There are three major types of bariatric surgery: laparoscopic adjustable gastric banding, or lap banding; gastric bypass; and sleeve gastrectomy. Lap banding is generally considered the least invasive. In lap banding, a small band is placed around the upper portion of the stomach, creating a small pouch. The band can be adjusted to be tighter or less tight. In gastric bypass, the surgeon creates a small stomach pouch by dividing the stomach and attaching it to the small intestine. Sleeve gastrectomy reduces the size of the stomach and makes it into a narrow tube. In all three procedures, the volume the stomach can hold is greatly reduced and patients feel full much sooner.

Importance of Protein

Protein is important for everyone but even more crucial in patients who have weight-loss surgery. While losing weight rapidly after surgery, patients will lose from all types of body tissue, including muscle and fat. To combat the loss of lean muscle mass, bariatric patients need 60 to 80 grams of protein per day. It is generally considered best to obtain this protein from food sources, but if this is not possible due to intolerance of foods or volume restrictions, a protein supplement drink is acceptable.

All Supplements Are Not Equal

When considering a protein supplement, avoid commercial meal replacement drinks. Generally, these drinks do not contain adequate protein and are too high in carbohydrates and fat. For supplementation purposes, your protein drink should contain 15 to 25 grams of protein and fewer than 200 calories per serving. If mixing a protein powder, you can use skim milk to boost protein content.

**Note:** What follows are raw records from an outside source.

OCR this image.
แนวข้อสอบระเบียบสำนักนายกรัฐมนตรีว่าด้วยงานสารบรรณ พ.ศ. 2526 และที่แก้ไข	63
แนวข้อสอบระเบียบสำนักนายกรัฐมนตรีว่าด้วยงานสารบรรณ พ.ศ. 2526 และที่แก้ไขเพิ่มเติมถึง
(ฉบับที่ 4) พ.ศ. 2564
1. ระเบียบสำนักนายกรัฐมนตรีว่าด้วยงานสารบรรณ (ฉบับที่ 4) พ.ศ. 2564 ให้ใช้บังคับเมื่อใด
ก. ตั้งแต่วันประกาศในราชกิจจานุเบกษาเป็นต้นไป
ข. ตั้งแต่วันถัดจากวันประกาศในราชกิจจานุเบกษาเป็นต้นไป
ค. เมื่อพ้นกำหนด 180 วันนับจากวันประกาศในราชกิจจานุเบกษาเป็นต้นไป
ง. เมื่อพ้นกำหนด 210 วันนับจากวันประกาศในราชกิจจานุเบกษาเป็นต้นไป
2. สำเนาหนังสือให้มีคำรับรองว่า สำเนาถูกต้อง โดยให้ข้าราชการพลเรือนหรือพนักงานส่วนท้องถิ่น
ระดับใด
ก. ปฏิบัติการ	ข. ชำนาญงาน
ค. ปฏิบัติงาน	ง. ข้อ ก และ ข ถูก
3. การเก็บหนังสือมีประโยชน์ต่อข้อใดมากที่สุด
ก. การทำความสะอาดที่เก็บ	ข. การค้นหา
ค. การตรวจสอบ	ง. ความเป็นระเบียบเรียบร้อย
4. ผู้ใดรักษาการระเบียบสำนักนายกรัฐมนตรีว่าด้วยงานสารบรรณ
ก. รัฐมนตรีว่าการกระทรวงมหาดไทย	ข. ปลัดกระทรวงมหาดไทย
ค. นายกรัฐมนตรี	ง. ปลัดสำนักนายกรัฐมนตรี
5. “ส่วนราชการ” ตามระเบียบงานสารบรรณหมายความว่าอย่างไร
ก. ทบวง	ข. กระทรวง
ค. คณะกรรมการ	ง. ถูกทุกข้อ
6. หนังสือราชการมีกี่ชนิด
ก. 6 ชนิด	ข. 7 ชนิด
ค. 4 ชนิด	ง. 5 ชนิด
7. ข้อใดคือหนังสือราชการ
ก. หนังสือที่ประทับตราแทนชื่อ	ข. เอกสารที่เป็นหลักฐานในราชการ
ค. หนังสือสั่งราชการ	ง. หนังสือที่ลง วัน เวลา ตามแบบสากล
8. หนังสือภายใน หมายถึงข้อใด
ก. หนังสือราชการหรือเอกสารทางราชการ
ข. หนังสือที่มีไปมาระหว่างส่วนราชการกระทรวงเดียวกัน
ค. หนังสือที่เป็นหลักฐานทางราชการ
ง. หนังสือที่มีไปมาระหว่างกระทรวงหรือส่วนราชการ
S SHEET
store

General Bariatric Nutrition

Patients who've had bariatric surgery should stay in close consultation with their surgeon and a registered dietitian. After surgery, you should follow a lifelong vitamin and mineral supplementation regimen. Have lab work done annually to ensure no vitamin deficiencies are present. In addition to striving to consume 60 to 80 grams of protein per day, bariatric patients should try to enjoy a wide variety of foods from all groups. Gastric bypass patients should avoid foods very high in sugar as these foods can induce dumping syndrome, which results in abdominal cramps, nausea and diarrhea. By maintaining compliance after surgery, bariatric surgery patients can enjoy a healthier lifestyle with fewer long-term health conditions.